Opinion

Opinion  CJE Opinion No. 93-2

Date: 12/27/1993
Organization: Massachusetts Supreme Judicial Court

After the Committee on Judicial Ethics issued this opinion, the Massachusetts Supreme Judicial Court adopted a revised Code of Judicial Conduct. Because this opinion was rendered under a prior version of the Code, a judge should not rely on it without contacting the Committee on Judicial Ethics.

Contact   for CJE Opinion No. 93-2

Committee on Judicial Ethics

Table of Contents

Invitation to Write a Forward to a Book

You, a judge of the Probate and Family Court, have requested advice from this Committee regarding the propriety of writing a forward, without pay, to a book on the subject of divorce. The author is someone you have never met previously and is not a lawyer.

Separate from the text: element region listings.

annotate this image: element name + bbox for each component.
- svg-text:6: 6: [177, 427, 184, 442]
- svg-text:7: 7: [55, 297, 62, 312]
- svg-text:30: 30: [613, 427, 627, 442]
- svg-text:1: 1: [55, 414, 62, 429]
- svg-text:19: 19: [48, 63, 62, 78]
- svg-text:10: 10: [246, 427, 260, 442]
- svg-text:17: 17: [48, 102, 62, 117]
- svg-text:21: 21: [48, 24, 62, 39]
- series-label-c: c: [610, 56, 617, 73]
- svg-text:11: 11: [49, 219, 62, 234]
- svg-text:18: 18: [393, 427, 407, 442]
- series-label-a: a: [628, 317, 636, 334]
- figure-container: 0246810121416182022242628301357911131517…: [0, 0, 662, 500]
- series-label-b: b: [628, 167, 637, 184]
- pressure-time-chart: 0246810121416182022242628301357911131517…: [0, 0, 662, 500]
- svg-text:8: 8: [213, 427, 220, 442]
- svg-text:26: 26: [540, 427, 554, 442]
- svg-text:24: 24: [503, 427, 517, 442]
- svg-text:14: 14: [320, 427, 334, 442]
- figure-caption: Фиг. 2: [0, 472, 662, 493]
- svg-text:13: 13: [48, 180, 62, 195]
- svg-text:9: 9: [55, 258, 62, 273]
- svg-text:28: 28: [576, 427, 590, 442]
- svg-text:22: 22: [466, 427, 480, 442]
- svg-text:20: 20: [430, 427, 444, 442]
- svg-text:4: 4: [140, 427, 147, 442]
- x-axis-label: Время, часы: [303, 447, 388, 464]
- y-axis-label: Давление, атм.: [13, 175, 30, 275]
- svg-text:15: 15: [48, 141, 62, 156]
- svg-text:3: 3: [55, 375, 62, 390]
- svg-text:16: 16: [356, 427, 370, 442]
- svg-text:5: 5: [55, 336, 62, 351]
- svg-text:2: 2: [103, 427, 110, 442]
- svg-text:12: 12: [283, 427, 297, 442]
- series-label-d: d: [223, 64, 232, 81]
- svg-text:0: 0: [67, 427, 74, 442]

The most relevant provision of the governing Code of Judicial Conduct is Canon 4, which provides that "A judge, subject to the proper performance of his judicial duties may . . . , if in doing so he does not cast doubt on his capacity to decide impartially any issue that may come before him . . . speak, write, lecture, teach, and participate in other activities concerning the law, the legal system, and the administration of justice." Writing a forward to another person's book falls squarely within the permission granted by Canon 4.

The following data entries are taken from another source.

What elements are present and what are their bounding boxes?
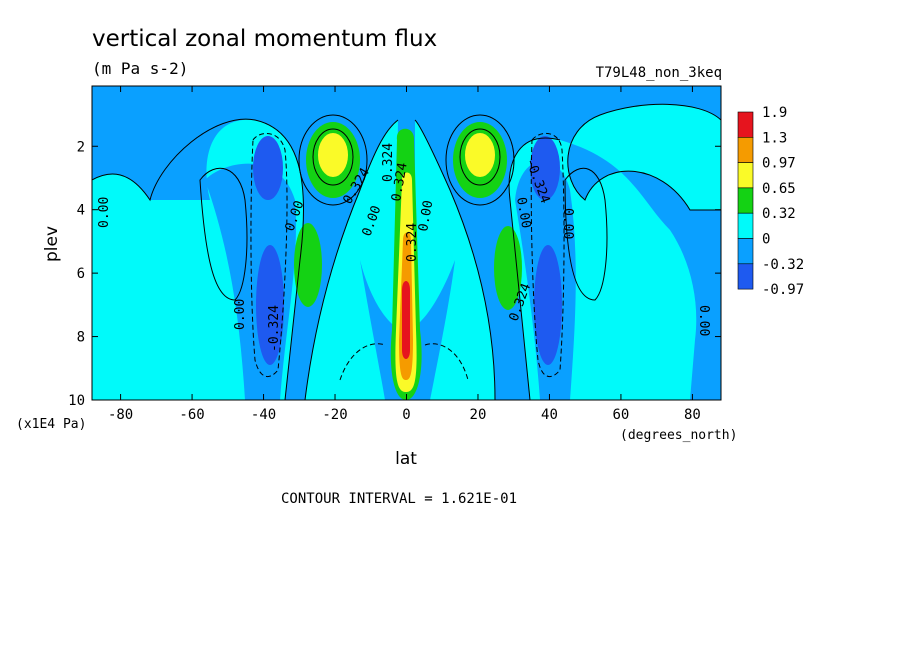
x-tick-label: -40 [251, 407, 276, 423]
colorbar-label: 1.9 [762, 105, 787, 121]
colorbar-swatch [737, 263, 754, 290]
colorbar-legend: 1.9 1.3 0.97 0.65 0.32 0 -0.32 -0.97 [737, 105, 804, 298]
contour-line [564, 168, 608, 301]
contour-line [414, 119, 496, 400]
colorbar-label: 0.65 [762, 181, 796, 197]
contour-label: 0.00 [233, 299, 248, 330]
field-region-negative-core-left-upper [253, 136, 283, 200]
contour-line [530, 132, 565, 378]
x-tick-label: 40 [541, 407, 558, 423]
colorbar-swatch [737, 137, 754, 163]
contour-interval-note: CONTOUR INTERVAL = 1.621E-01 [281, 491, 517, 507]
y-tick-label: 8 [77, 330, 85, 346]
contour-label: 0.00 [97, 197, 112, 228]
x-tick-label: -20 [322, 407, 347, 423]
field-region-top-strip [365, 88, 457, 102]
field-region-yellow-core-left [318, 133, 348, 177]
plot-area: 0.00 0.324 -0.324 0.00 0.324 0.00 0.00 0… [92, 86, 721, 400]
contour-line [199, 167, 248, 301]
y-tick-label: 2 [77, 139, 85, 155]
y-tick-label: 10 [68, 393, 85, 409]
contour-line [92, 118, 305, 400]
colorbar-label: -0.32 [762, 257, 804, 273]
colorbar-swatch [737, 212, 754, 239]
y-tick-label: 6 [77, 266, 85, 282]
colorbar-swatch [737, 187, 754, 214]
colorbar-label: 0.97 [762, 156, 796, 172]
x-axis-units: (degrees_north) [620, 428, 737, 443]
y-axis-units: (x1E4 Pa) [16, 417, 86, 432]
chart-subtitle: (m Pa s-2) [92, 59, 188, 78]
contour-line [508, 137, 561, 400]
y-tick-label: 4 [77, 203, 85, 219]
contour-line [298, 114, 368, 206]
x-axis: -80 -60 -40 -20 0 20 40 60 80 [108, 86, 701, 423]
x-axis-label: lat [395, 449, 417, 469]
colorbar-label: 1.3 [762, 130, 787, 146]
x-tick-label: -80 [108, 407, 133, 423]
field-region-negative-core-right-upper [530, 136, 560, 200]
x-tick-label: 80 [684, 407, 701, 423]
contour-line [339, 343, 469, 381]
field-region-lower-left-corner [92, 360, 115, 400]
colorbar-swatch [737, 111, 754, 138]
x-tick-label: 0 [402, 407, 410, 423]
contour-label: 0.00 [696, 305, 711, 336]
contour-line [567, 103, 721, 211]
x-tick-label: 60 [613, 407, 630, 423]
contour-label: 0.324 [381, 143, 396, 182]
field-region-positive-lobe-left-lower [294, 223, 322, 307]
contour-label: 0.00 [560, 208, 575, 239]
contour-line [250, 132, 288, 378]
colorbar-label: 0.32 [762, 206, 796, 222]
contour-label: 0.324 [389, 161, 411, 202]
y-axis: 2 4 6 8 10 [68, 139, 721, 409]
y-axis-label: plev [42, 226, 62, 262]
dataset-label: T79L48_non_3keq [596, 65, 722, 81]
colorbar-label: -0.97 [762, 282, 804, 298]
field-region-equatorial-red [402, 281, 410, 359]
contour-label: 0.00 [513, 196, 533, 229]
contour-label: 0.00 [416, 199, 436, 232]
contour-label: 0.324 [405, 223, 420, 262]
field-region-negative-core-right-lower [534, 245, 562, 365]
field-region-negative-core-left-lower [256, 245, 284, 365]
x-tick-label: -60 [179, 407, 204, 423]
contour-line [312, 128, 354, 186]
colorbar-swatch [737, 162, 754, 189]
contour-line [459, 128, 501, 186]
chart-title: vertical zonal momentum flux [92, 26, 437, 52]
contour-label: -0.324 [267, 305, 282, 352]
x-tick-label: 20 [470, 407, 487, 423]
contour-lines [92, 103, 721, 400]
colorbar-label: 0 [762, 232, 770, 248]
contour-line [304, 119, 399, 400]
contour-line [445, 114, 515, 206]
colorbar-swatch [737, 238, 754, 265]
field-region-yellow-core-right [465, 133, 495, 177]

There is another Canon that might be read to qualify that permission. Canon 2(B) provides that "A judge . . . should not lend the prestige of his office to advance the private interests of others . . . ." We do not believe that the far-ranging language of this Canon should be construed to cover the conduct about which you enquire. A book jointly authored by a judge and a private party could be said to advance the private interests of that third party. However broad the coverage of Canon 2(B) may be, we do not think it should be construed to extend to the educational venture of writing a book when engaged in by a judge with a private party. We would therefore not extend it to the jointly-authored book, and similar principles should govern the writing of a forward, even though the educational contribution of the judge to the total product would be less than in a jointly-authored book.

However, in giving this advice, we would urge that you be mindful of the qualification contained in Canon 4 that the judge not write anything that would "cast doubt on his capacity to decide impartially any issue that may come before him." Since the book deals with the general subject matter of your judicial assignment, you should be careful, both in what you say in your own words and in the way you associate yourself with anything the author may say, that you comply with the conditions contained in Canon 4.